Answering a challenge from CDnow and perhaps hinting at a future direction of its site, Amazon.com launches a digital downloads area within its music store.

    Answering a challenge from CDnow and perhaps hinting at a future direction of its site, Amazon.com launched a digital downloads area within its music store yesterday, providing free full-length songs from major recording artists.

    The new area comes three weeks after CDnow launched its revamped site, following its merger with N2K. CDnow claims to offer customers thousands of sound samples in Real Audio and MP3 formats.

    Like CDnow, Amazon already offers numerous sound clips for the CDs it sells. Last month, it allowed customers to download two songs from Sarah McLachlan's "Mirrorball" album in Liquid Audio Format. But this is the first time the site has offered a collection of full-length songs for download.

    However, the collection of songs is modest. Amazon's free downloads area offers some 25 songs from 14 artists including McLachlan, Lyle Lovett, Public Enemy, Cowboy Junkies, and Cheap Trick.

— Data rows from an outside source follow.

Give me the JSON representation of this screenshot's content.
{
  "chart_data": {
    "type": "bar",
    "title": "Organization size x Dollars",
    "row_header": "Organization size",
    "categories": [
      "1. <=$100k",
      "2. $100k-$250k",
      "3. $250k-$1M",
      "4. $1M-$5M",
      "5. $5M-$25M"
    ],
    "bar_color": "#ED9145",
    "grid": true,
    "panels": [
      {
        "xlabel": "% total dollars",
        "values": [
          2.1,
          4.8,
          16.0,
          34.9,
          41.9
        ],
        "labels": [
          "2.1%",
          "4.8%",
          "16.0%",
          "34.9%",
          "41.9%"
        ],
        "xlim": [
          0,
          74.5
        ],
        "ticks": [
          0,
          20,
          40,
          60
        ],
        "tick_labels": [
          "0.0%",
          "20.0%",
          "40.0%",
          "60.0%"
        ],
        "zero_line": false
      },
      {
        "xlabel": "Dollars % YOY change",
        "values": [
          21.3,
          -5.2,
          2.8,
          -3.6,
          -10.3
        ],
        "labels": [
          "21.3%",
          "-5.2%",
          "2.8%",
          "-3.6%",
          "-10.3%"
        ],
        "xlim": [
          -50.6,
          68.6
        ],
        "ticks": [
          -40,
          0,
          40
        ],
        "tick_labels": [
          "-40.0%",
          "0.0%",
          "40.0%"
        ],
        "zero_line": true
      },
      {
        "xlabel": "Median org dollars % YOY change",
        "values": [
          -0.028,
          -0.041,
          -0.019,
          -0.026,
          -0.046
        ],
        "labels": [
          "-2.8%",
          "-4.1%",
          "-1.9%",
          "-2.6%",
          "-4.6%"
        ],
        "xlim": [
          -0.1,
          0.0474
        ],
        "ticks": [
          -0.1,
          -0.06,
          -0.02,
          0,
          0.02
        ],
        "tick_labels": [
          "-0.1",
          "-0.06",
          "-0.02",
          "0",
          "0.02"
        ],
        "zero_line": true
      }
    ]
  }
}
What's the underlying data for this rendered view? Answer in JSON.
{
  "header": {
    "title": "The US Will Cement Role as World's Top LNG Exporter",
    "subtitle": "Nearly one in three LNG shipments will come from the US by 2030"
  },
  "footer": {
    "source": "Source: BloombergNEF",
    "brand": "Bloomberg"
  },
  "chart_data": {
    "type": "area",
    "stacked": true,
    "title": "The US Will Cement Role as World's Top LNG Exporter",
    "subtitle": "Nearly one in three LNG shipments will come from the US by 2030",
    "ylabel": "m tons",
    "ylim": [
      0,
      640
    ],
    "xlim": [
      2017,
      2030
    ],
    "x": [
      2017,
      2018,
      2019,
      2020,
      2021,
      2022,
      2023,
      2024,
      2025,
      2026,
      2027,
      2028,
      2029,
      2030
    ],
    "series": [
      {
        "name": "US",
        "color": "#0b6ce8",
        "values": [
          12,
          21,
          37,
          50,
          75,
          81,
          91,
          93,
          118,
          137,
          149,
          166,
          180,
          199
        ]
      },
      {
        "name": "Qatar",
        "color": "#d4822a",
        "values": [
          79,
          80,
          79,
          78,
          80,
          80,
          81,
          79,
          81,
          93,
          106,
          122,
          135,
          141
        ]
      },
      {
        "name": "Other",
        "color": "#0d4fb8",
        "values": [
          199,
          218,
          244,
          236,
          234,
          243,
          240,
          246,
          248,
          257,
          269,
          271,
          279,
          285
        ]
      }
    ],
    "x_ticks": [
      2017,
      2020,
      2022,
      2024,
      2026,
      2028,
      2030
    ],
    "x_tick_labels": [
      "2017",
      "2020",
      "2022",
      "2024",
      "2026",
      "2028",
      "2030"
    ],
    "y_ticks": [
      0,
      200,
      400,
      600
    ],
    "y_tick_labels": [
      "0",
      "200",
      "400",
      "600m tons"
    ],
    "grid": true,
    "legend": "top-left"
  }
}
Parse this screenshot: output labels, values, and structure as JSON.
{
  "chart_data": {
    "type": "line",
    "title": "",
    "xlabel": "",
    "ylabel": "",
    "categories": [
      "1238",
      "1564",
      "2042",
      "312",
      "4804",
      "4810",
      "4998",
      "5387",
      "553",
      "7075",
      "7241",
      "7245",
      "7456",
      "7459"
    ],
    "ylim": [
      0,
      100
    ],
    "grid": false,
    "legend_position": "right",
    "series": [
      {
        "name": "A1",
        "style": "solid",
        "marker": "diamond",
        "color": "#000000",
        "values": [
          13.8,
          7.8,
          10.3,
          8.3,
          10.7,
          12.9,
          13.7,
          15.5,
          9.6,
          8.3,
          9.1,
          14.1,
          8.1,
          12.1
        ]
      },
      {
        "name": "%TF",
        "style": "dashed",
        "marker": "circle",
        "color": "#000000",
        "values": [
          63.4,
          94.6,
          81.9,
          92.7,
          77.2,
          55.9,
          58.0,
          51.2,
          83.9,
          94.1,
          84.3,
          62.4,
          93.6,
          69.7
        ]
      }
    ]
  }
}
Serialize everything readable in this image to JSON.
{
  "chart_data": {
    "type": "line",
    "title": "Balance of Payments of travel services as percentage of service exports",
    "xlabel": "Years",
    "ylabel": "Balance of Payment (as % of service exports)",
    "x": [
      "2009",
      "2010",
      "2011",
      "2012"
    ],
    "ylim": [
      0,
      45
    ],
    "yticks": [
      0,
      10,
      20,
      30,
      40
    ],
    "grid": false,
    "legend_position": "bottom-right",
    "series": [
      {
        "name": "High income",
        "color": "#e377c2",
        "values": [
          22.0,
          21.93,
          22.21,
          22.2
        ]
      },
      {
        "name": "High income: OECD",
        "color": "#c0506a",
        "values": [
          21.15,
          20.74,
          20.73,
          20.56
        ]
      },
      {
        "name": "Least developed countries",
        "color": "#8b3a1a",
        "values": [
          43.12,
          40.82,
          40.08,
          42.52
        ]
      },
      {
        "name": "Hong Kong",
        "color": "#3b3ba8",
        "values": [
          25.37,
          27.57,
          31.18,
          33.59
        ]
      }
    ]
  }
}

    Almost all of the songs are available in Liquid Audio Format. Some are also offered as MP3 files.

    Amazon said in a press release that it planned to expand the number of tracks available in the future.

    Of course, digital downloads of full-length songs are not new. Numerous Netizens have used the MP3 format to upload pirated songs and albums to the Net. And artists such as Public Enemy, Tom Petty, and Counting Crows have made music available through MP3 and other music formats.

    Meanwhile, sites such as MP3.com and Lycos provide links to and collections of songs in MP3 format.

    But Amazon's site is one of the first to try to use free full-length downloads as a way of encouraging customers to buy CDs. Amazon has already jumped into the lead in online music sales after entering the area last June.

    Financial analyst Derek Brown of Volpe Brown Whelan, suggested in an interview last month with CNET News.com that eventually Amazon might be selling digital products instead of physical ones.

    "Books, music, and videos are ultimately digitally downloadable," Brown said.

    Amazon spokesman Paul Capelli said that while the company did plan to sell digital downloadable music in the future, the music industry first needed to make more music available in digital form and needed to figure out the security issues involved in digital downloads. For now, Capelli said, the full-length free downloads would be used to promote upcoming CDs.

    "As a promotional vehicle, right now, they're very effective," Capelli said.